On 03/02/2015 02:19 PM, Naslund, Steve wrote:
The backend is still symmetric. It's still something like 1.25 gigs up and 2.5 gigs down. You can only beat that going to AE.
Truth is, once the user is achieving what they consider to be acceptable performance they don't care if it is symmetric or not.
Not a very informative discussion.
Points of fact...
From Verizon's January filings regarding 2014Q4: 1. Verizon has about eight million FIOS customers. 2. "Fifty-nine percent of FiOS consumer Internet customers subscribed to data speeds of at least 50Mbps, up from 46 percent one year earlier."
Eight million FIOS customers does not even come close to representing the bulk of users out there.
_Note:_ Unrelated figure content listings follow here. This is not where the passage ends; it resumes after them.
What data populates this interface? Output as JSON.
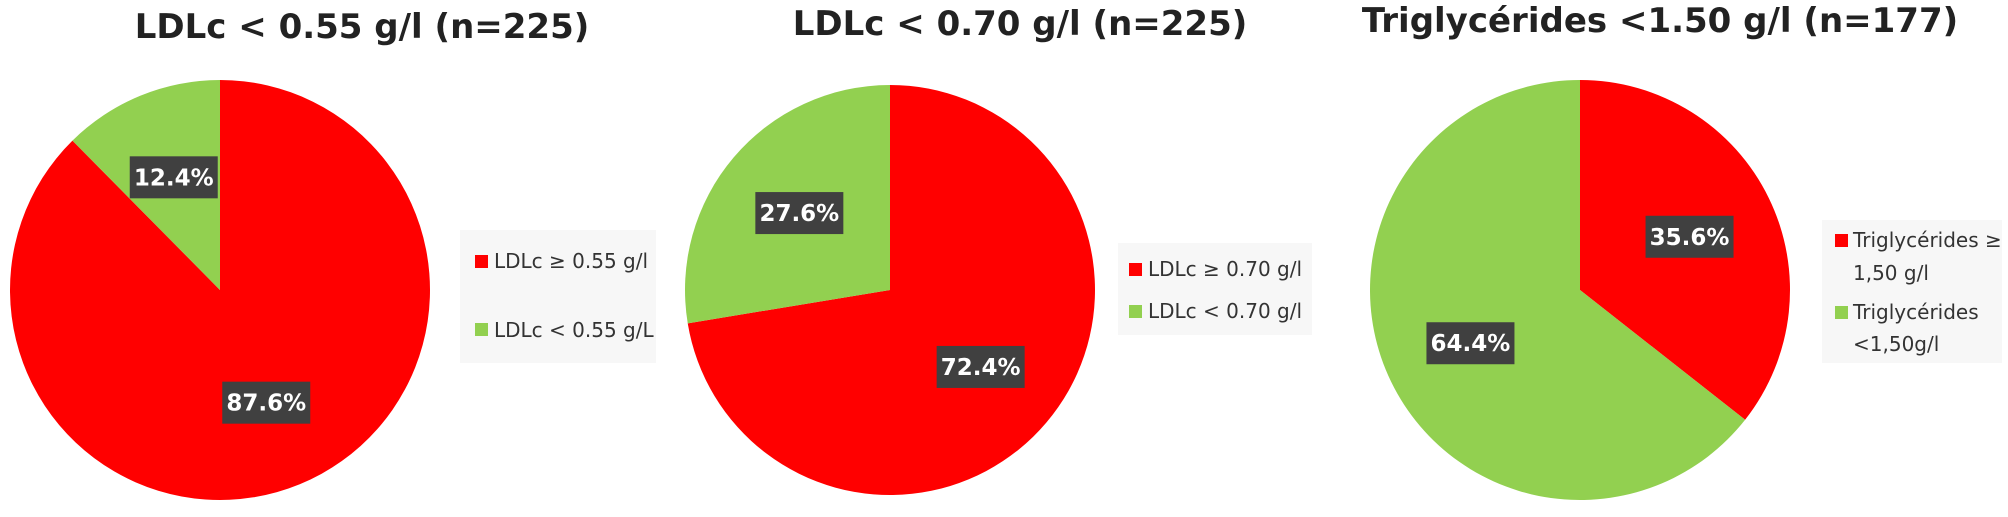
{
  "colors": {
    "red": "#ff0000",
    "green": "#92d050"
  },
  "chart_data": [
    {
      "type": "pie",
      "title": "LDLc < 0.55 g/l (n=225)",
      "legend_position": "right",
      "series": [
        {
          "name": "LDLc ≥ 0.55 g/l",
          "value": 87.6,
          "label": "87.6%",
          "color": "#ff0000"
        },
        {
          "name": "LDLc < 0.55 g/L",
          "value": 12.4,
          "label": "12.4%",
          "color": "#92d050"
        }
      ],
      "legend": [
        "LDLc ≥ 0.55 g/l",
        "LDLc < 0.55 g/L"
      ]
    },
    {
      "type": "pie",
      "title": "LDLc < 0.70 g/l (n=225)",
      "legend_position": "right",
      "series": [
        {
          "name": "LDLc ≥ 0.70 g/l",
          "value": 72.4,
          "label": "72.4%",
          "color": "#ff0000"
        },
        {
          "name": "LDLc < 0.70 g/l",
          "value": 27.6,
          "label": "27.6%",
          "color": "#92d050"
        }
      ],
      "legend": [
        "LDLc ≥ 0.70 g/l",
        "LDLc < 0.70 g/l"
      ]
    },
    {
      "type": "pie",
      "title": "Triglycérides <1.50 g/l (n=177)",
      "legend_position": "right",
      "series": [
        {
          "name": "Triglycérides ≥ 1,50 g/l",
          "value": 35.6,
          "label": "35.6%",
          "color": "#ff0000"
        },
        {
          "name": "Triglycérides <1,50g/l",
          "value": 64.4,
          "label": "64.4%",
          "color": "#92d050"
        }
      ],
      "legend": [
        [
          "Triglycérides ≥",
          "1,50 g/l"
        ],
        [
          "Triglycérides",
          "<1,50g/l"
        ]
      ]
    }
  ]
}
In fact, it does not even represent the majority of "high speed" customers out there.
From a Verizon press release last summer, all FIOS speeds are now symmetric.
And no one cares. I don't even see Verizon commercials crowing about how great it is to have symmetry. If customers loved it that much don't you think they would market that way? Hi Steve,
I live in the Tampa Bay area and I see Verizon commercial all the time where other ISP customers are complaining that theirs ISP take so long to upload pictures, backups, etc. Plus there are commercial with people on an escalator where the up escalator is much slower than the down escalator and people are complaining up should be as fast as down. Regards, Steve
http://arstechnica.com/business/2014/07/verizon-fios-finally-symmetrical-upl...
ADSL development proceeded the development of the consumer Internet. The original patent was filed in 1988. DSL was designed originally to deliver video in an ISDN/ATM world. For that reason, it was asymmetric. ADSL did not proceed the development of the consumer Internet in the commercial world. If it did, we would never have gone with dial-up modems. Patent dates have very little to do with commercial availability at all. Please give me an example of a purchasable service using ADSL prior to its use in Internet delivery. The number one reason ADSL succeeded and SDSL did not.....you could put an ADSL signal on the phone line you already had in your house, SDSL required a new loop to be ordered. Faster to provision and it can be done without a truck roll.